Masalah amin ini tentu bukan masalah baru, tapi masih berlanjut. Tidak susah mencari orang, koran atau situs yang “menjelaskan” bahwa amin itu keliru dan semestinya tertulis aamiin. Amin, katanya, berarti “aman” atau “tenteram”, sedangkan aamiin dengan arti “kabulkanlah (doa)”. Ini mesti kita sikapi bagaimana?

Pertama-tama, kita bisa bertanya secara retoris apakah kita sedang berbahasa Arab atau Indonesia. Kalau jawabannya Indonesia, dan itu sebenarnya sudah pasti, maka kita bisa minta dukungan dari Kamus Besar Bahasa Indonesia sebagai patokan bahasa. Di dalam KBBI, hanya ada amin dengan penjelasan “terimalah; kabulkanlah; demikianlah hendaknya (dikatakan pada waktu berdoa atau sesudah berdoa)”. Ada pula catatan bahwa bentuk tidak baku adalah amien, yang tentu kita hindari. Cuma, amiin atau aamiin tak hanya tidak baku, tapi juga tidak dapat dijumpai sama sekali dalam kamus akbar ini.

Kalau sudah begitu, kita bisa menjelaskan bahwa bahasa Indonesia menyerap banyak sekali kosakata “asing”, tapi ini bukan berati kata-kata itu diambil secara utuh atau tidak mengalami penyesuaian atau perubahan ketika diserap. Lihat saja kata akbar yang saja pakai di atas dengan arti “besar” (sesuai dengan KBBI). Dalam bahasa Arab, akbar itu berarti “lebih besar”, bentuk komparativ dari kabir (atau kabiir kalau mau taat). Kabir dalam bahasa Indonesia, di pihak lain, hanya dipakai berhubungan dengan salah satu nama Allah, yakni “mahabesar”. Dengan kata lain, proses penyerapan mengakibatkan perubahan makna.

Nah, kita bisa juga bertanya apakah orang yang ngotot memakai aamiin itu pernah mendirikan salat. Mungkin jawabannya “iyalah”. Tapi, supaya konsisten, bukankah sebaiknya dia mendirikan salaah, bukan salat? Barangkali ada yang bertanya dalam kalbu, mengapa saya selalu menulis mendirikan (menunaikan, mengamalkan) salat? Jawabnya sederhana: salat itu kata benda dalam bahasa Indonesia (dan Arab). Kata kerjanya adalah bersalat.

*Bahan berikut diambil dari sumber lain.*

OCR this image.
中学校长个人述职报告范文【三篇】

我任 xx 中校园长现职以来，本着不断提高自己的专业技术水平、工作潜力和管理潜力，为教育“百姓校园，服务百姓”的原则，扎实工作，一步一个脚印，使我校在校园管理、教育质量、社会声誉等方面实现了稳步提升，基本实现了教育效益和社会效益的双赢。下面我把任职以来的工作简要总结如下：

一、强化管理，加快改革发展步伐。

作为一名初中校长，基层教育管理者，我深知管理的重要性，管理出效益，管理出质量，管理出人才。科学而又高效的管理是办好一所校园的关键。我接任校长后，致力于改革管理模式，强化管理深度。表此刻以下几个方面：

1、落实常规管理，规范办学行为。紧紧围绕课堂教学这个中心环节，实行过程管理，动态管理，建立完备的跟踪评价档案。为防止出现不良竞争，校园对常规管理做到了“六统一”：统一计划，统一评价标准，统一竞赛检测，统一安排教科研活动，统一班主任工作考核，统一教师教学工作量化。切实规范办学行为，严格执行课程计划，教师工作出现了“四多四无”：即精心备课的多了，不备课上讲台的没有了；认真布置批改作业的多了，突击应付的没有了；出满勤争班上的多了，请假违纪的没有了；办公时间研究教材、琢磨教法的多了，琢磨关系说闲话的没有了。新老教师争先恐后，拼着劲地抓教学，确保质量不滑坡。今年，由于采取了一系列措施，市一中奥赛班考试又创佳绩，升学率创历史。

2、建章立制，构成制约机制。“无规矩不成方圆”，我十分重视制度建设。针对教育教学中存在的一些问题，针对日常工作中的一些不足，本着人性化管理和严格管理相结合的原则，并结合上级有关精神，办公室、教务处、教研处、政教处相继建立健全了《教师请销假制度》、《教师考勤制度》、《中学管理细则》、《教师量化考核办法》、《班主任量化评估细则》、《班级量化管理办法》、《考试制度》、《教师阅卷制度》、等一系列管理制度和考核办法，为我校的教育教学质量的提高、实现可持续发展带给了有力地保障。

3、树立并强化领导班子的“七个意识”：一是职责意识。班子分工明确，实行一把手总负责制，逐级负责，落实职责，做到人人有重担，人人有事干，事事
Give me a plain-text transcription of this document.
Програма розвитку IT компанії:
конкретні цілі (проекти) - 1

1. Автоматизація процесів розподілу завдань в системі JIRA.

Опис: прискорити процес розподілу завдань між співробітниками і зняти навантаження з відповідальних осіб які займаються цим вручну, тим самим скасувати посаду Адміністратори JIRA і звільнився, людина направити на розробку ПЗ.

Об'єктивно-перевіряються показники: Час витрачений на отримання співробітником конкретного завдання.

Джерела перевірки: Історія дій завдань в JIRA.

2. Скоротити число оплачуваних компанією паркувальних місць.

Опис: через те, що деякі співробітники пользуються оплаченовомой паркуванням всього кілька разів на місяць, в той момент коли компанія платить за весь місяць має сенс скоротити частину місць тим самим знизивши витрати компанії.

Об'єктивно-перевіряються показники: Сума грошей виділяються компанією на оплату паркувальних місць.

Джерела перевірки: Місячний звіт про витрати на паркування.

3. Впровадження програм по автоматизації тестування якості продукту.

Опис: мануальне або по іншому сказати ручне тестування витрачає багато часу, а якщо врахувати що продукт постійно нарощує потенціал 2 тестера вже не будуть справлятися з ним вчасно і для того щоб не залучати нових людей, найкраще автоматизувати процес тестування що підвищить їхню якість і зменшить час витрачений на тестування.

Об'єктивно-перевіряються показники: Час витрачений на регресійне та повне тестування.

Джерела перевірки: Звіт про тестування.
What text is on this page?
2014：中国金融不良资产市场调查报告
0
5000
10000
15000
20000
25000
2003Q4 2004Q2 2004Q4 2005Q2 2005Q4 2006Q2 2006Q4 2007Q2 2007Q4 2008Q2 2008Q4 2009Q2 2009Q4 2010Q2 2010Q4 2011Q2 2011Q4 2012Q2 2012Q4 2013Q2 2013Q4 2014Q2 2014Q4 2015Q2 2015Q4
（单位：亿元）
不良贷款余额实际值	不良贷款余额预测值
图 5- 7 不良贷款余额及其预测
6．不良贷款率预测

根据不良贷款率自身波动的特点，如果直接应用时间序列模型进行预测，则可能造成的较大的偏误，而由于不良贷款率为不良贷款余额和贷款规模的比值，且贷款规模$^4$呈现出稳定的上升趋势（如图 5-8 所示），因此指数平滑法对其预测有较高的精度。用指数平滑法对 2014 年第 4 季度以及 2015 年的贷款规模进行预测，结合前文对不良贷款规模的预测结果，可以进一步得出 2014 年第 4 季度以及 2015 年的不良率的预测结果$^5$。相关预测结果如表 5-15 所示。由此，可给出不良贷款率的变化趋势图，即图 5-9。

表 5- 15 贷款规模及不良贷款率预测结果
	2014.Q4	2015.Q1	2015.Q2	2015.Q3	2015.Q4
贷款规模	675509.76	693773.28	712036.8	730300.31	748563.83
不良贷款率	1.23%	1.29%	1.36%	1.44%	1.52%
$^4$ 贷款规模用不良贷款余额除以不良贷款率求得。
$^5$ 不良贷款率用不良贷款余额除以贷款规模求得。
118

Ngomong-ngomong mengenai kata kalbu, itu juga serapan dari bahasa Arab (qalbu). Namun, jangan bilang bahwa kalbu Anda terluka di depan kiai dadakan. Sebab, jika setaat tampilannya, mungkin dia akan menyuruh Anda ke dokter hewan karena kalbu dalam bahasa Ara berarti “anjing”.

Kembali lagi ke kekeliruan. Orang yang berkeras memakai aamiin sudah bisa dipastikan puasa pada bulan Ramadan. Padahal semestinya Ramadaan (dan huruf d-nya semestinya juga diberi tanda supaya bisa dibedakan dengan dal biasa). Jika dipikir-pikir lagi, mungkin malah semestinya ramadaan sebab bahasa Arab tidak mengenal huruf kapital.

Dan… apakah tepat orang yang ingin menampilkan diri sebagai orang yang suci dan agamais berpuasa? Kata puasa ini memiliki akar Sanskerta (upavasa) dan ikatan erat pada agama Hindu. Dengan nada yang sama, kita bisa bertanya apakah pantas orang yang sama mengharapkan surga dari semua amalannya ini? Soalnya, surga pun memiliki latar belakang bahasa Sanskerta (svarga atau swarga) dan tali hubungan dengan konsep ketuhanan Hindu. Svarga atau swarga adalah salah satu loka atau tingkat esoteris tertinggi dalam agama Hindu (maka bahasa Indonesia juga mengenal kata surgaloka dengan arti “kayangan; surga”). 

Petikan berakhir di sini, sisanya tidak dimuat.